Major nanoparticles that have been widely applied in inflammation and cancer nano-therapies.
| Nanoparticle | Size | Role of Action | References |
|---|---|---|---|
| PLGA NPs | 350–410 nm | It provides immunotolerance to cancer. It was found to induce anti-tumor therapeutic effects. CD8 T cells secreted interferons at the site of lymph nodes and spleen, and vaccinated mice were treated with PLGA NPs. | [104] |
| β-Glucan NPs (BG34-Fe3O4 conjugated carbon nanotubes) | 80–100 nm (Length) 10–20 nm (Diameter) |
β-glucan from the cell wall of natural sources such as plants and fungi, have appeared to enhance anti-tumor responses through direct interaction with immune cells such as macrophages and others. It acts as an immune modulator in optimizing tumor microenvironments. | [105] |
| Anti-PD-L-1 targeted nanoplatform consists of Au-SPIO@PLGA NPs | 500 nm | It was found to achieve the promotion of polarization of TAM to M1 (classically activated macrophages) and reverse the cause of immunosuppression by TAM and block the programmed death-ligand 1/Programmed cell death pathway. | [106] |
| F Conjugated–PLGA NPs | 500 nm | The efficient and specific T-cell targeting drug delivery binding system in vitro in human cells.
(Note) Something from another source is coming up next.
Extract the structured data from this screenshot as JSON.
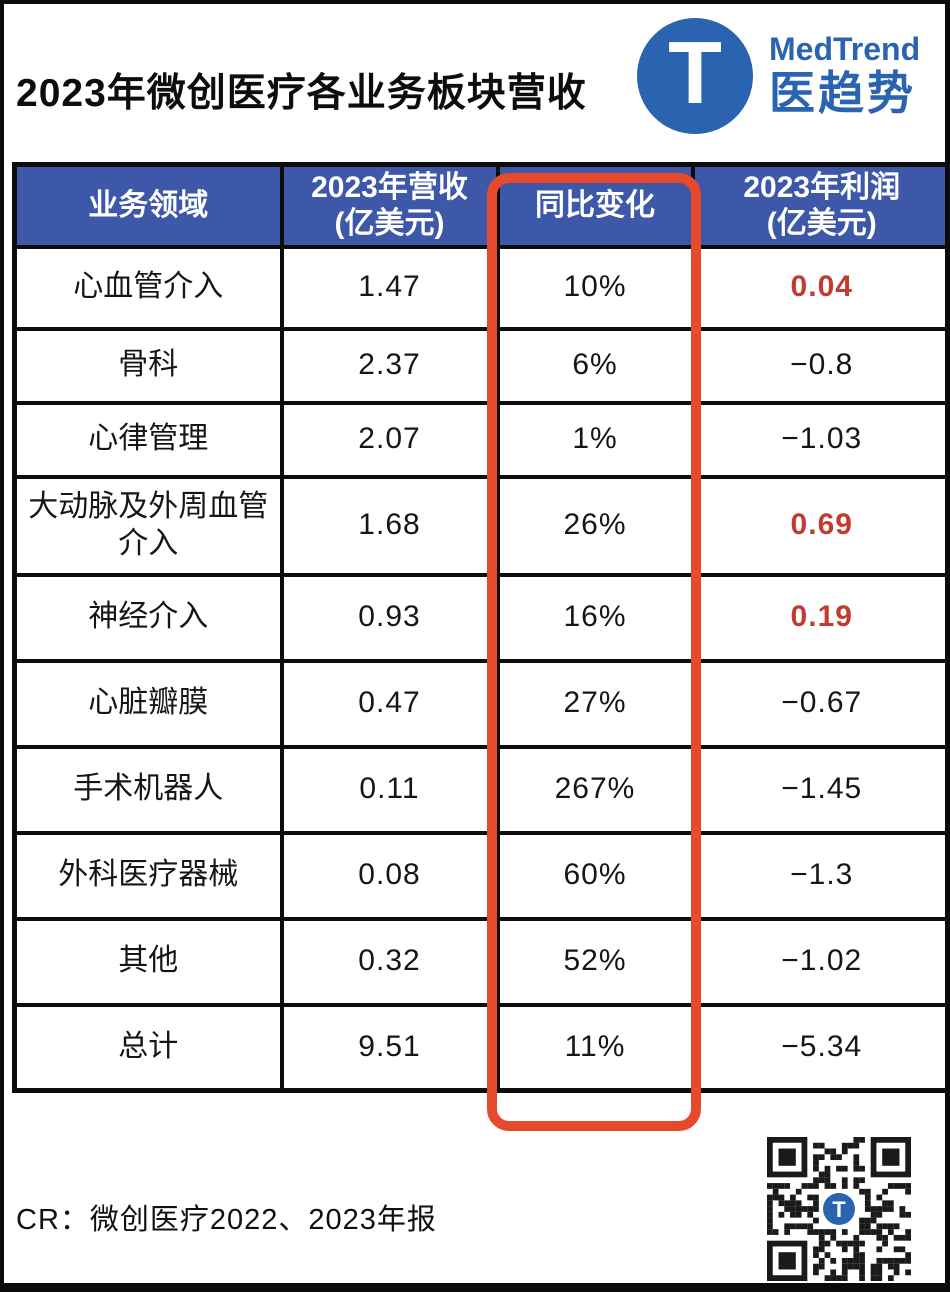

In vivo, it allows specific targeted delivery of an inhibitor of TGFβR1 and TLR 7/8 agonist, found to delay the growth of tumors in mice, when delivered via Programmed cell death-1 protein targeting NPs. | [107] |
| CD44TA-LIP NPs (Liposomes targeting CD44 receptor using Thioaptamers) | 204.9 | Found to exhibit a host defense mechanism against invading pathogens (TB immunopathogenesis) activate lymphocytes, and provide immunity against tuberculosis in mice. | [108] |
| Zn-pyrophosphate NPs loaded with photosensitizer pyrolipid (Zn P@Pyro) | NA | It can kill tumor cells, induces apoptosis, and tumor-specific cytotoxic T-cell responses, and disrupt tumor vasculature. It significantly prevents the metastasis of tumors to the lungs of mice. | [109] |
| PLGA NPs-based vaccine | 350–410 nm | It induces specific anti-tumor T-cell responses and activates INF-γ secretion at lymph nodes by activation of CD8+, TRP2 specific T-cells of vaccinated mice bearing melanoma B16 tumors. | [104] |
| Cytosine-phosphate-guanine coated NPs | NA | It shows rapid accumulation by Antigen-presenting cells and triggers the release of cytokines (IL-10). Induces strong anti-inflammatory responses, enhances TH1/TH2 responses, and eliminates tumor cells. | [110] |
| Nano-artificial APC iron-dextran coated NPs | 50–100 nm | It was found to enhance antigen-specific T-cell proliferation in vitro and inhibition/clearance of tumor growth | [111] |
Abbreviations: PLGA-Poly(lactic-co-glycolic acid), TAM (tumor-associated macrophage), CD (cluster of differentiation), Fab (fragment, antigen binding), Au (gold), and SPIO (superparamagnetic iron oxide).